11. Les biens du chapitre en 1046

     1. Chancul (Canis Culus). Sur le hameau (vicus) de Chancul, alias Champdoux, qui n’est plus qu’une ferme, nous renvoyons à ce que nous en avons déjà écrit (1). Rappelons seulement ici nos conclusions: ce toponyme signifiait, avec un jeu de mots certainement délibéré, «Écart tenu par le dénommé Chien»; en 1106, Gilbert Chien est le dernier abbé de Saint-Martin; les Chien (dont le nom était prononcé localement Chan) étaient donc une très noble famille de l’Étampois.  Ajoutons-y un nouvel indice de leur puissance: il existe un lieu-dit Chanval à Guillerval, commune voisine de celle d’Étampes, dont l’étymologie n’est pas douteuse, «Val de Chien», et qui ne peut qu’avoir appartenu à la même famille.
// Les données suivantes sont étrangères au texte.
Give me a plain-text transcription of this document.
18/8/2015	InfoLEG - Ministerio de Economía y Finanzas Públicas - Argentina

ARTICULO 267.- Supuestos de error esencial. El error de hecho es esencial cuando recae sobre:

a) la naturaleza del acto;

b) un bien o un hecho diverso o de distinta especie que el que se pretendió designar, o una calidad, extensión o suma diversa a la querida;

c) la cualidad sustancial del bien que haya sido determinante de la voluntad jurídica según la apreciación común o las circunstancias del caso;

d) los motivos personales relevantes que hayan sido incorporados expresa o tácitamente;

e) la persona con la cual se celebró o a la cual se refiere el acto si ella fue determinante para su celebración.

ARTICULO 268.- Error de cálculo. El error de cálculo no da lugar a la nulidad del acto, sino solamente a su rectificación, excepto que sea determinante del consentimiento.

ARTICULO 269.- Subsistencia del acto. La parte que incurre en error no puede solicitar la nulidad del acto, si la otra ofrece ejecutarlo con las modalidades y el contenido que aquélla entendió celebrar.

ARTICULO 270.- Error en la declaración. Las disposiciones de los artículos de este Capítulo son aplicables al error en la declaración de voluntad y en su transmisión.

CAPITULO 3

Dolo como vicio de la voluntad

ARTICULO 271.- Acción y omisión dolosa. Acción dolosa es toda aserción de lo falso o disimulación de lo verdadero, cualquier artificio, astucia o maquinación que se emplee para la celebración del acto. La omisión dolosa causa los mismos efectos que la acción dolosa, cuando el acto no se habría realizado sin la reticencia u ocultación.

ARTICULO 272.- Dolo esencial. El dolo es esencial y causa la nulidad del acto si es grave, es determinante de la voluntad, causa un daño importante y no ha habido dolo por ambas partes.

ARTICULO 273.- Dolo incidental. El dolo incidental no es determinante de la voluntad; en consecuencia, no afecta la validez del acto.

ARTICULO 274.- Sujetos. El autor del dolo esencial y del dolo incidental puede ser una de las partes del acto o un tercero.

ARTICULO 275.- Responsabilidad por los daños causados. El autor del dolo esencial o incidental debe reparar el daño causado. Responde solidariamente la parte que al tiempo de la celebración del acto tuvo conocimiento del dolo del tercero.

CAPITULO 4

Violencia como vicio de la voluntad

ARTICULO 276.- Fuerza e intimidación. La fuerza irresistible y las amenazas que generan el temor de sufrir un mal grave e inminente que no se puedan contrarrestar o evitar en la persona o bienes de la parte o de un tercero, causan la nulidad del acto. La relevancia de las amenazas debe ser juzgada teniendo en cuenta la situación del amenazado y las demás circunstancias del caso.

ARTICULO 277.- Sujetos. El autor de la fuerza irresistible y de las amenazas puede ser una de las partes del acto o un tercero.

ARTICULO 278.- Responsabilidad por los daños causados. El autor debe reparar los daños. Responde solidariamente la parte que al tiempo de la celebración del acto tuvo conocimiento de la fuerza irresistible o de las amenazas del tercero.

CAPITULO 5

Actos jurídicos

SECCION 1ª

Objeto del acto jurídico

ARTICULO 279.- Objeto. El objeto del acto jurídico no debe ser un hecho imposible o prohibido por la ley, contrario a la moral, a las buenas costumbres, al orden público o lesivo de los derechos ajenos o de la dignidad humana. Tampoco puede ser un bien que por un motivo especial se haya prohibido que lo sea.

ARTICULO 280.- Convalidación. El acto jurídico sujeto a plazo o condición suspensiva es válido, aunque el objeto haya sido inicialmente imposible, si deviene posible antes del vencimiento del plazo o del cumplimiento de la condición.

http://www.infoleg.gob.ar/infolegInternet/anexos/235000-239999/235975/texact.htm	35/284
Dans la suite des temps, le lieu-dit Chancul a pris le nom plus décent de Chandos (Chandoux), où Dos remplace Cul, évolution comparable à celle qu’on observe à Dozulé en Normandie, qui s’est autrefois appelé Culuslé.
cla
     L’ordre de notre liste est peut-être aléatoire mais certainement pas le choix du premier item mentionné. Le principal donateur, à ce qu’il paraît, avait été le prévôt Herchembault (
2), dont nous ne connaissons le nom que par cette charte. Il est donc très probable qu’il est l’auteur de la première donation mentionnée. Et si c’est Herchembault qui a bien donné Chancul, c’est qu’il était comme Gilbert à la génération suivante d’une famille assez puissante au tout début du XIe siècle pour que le roi y recrute et son prévôt et les abbés de la plus ancienne collégiale de la ville: c’était certainement un Chien.
Chandou et le Chesnay sur la carte de Cassini de 1756
Chandou et le Chesnay vers 1756

     (1) Cahier d’Étampes-Histoire n°6, pp. 76-79. Ajoutons que dans le même diocèse de Sens, Villecien, commune de l’Yonne, est cité au XIIe siècle sous le nom de Villa Canis, comme une possession de l’abbaye de l’abbaye de Vauluisant (fondée en 1127 à Courgenay dans l’Yonne) puis au XIIIe siècle comme appartenant à Saint-Pierre-le-Vif de Sens. Il existe aussi une commune de Villechien dans la Manche (citée dès 1096).
     (2) Et non pas le roi Robert lui-même, comme l’écrivent avec un curieux aveuglement presque tous les auteurs qui se réfèrent à notre document, dont L.-E. Lefèvre, op. cit., p. 9.
    2. Une précaire dans la terre de Sainte-Croix. Il ne s’agit évidemment pas ici de la collégiale Sainte-Croix d’Étampes, comme l’affirme par erreur Sœhnée (1), puisque cette église ne sera fondée qu’en 1183, mais du chapitre de Sainte-Croix d’Orléans, qui possède depuis l’époque carolingienne (2) un vaste domaine comprenant les lieux-dits actuels Ormoy-la-Rivière, Boissy-la-Rivière, la Forêt Sainte-Croix et le Mesnil-Girault (3). Les propriétaires ecclésiastiques de l’époque carolingienne accordaient fréquemment à des chevaliers (milites) de telles précaires, avec pour condition de défendre leurs terres. Ainsi entrée dans le patrimoine d’une famille de chevaliers, elle a été donnée ou léguée au chapitre de Notre-Dame d’Étampes, qui se trouve ainsi sur cette terre vassal de celui de Sainte-Croix d’Orléans.
     (1) Loc. cit.
     (2) Un diplôme de Carloman de 883 confirme la donation de cette terre et de ses dépendances faite par son grand-père Charles le Chauve (843-877). Les confirmations suivantes précisent le nom des dépendances principales, à partir d’un diplome de Lothaire de 956.
     (3) Voyez l’étude récente d’Alain Devanlay, «Le domaine du Chapitre de la cathédrale Sainte-Croix d’Orléans dans l’Étampois (IXe siècle-XVIIIe siècle)», in Cahier d’Étampes-Histoire 7 (2005), pp. 58-71
     3a. La forteresse d’Étampes. Il s’agit ici de la partie fortifiée de la ville, castrum, correspondant à l’ancien français châtre, terme qu’il faudrait peut-être remettre à l’honneur. La suite permet de se faire une idée de l’extension de cette enceinte, nettement plus restreinte que ce qu’a suggéré Michel Martin en 2003.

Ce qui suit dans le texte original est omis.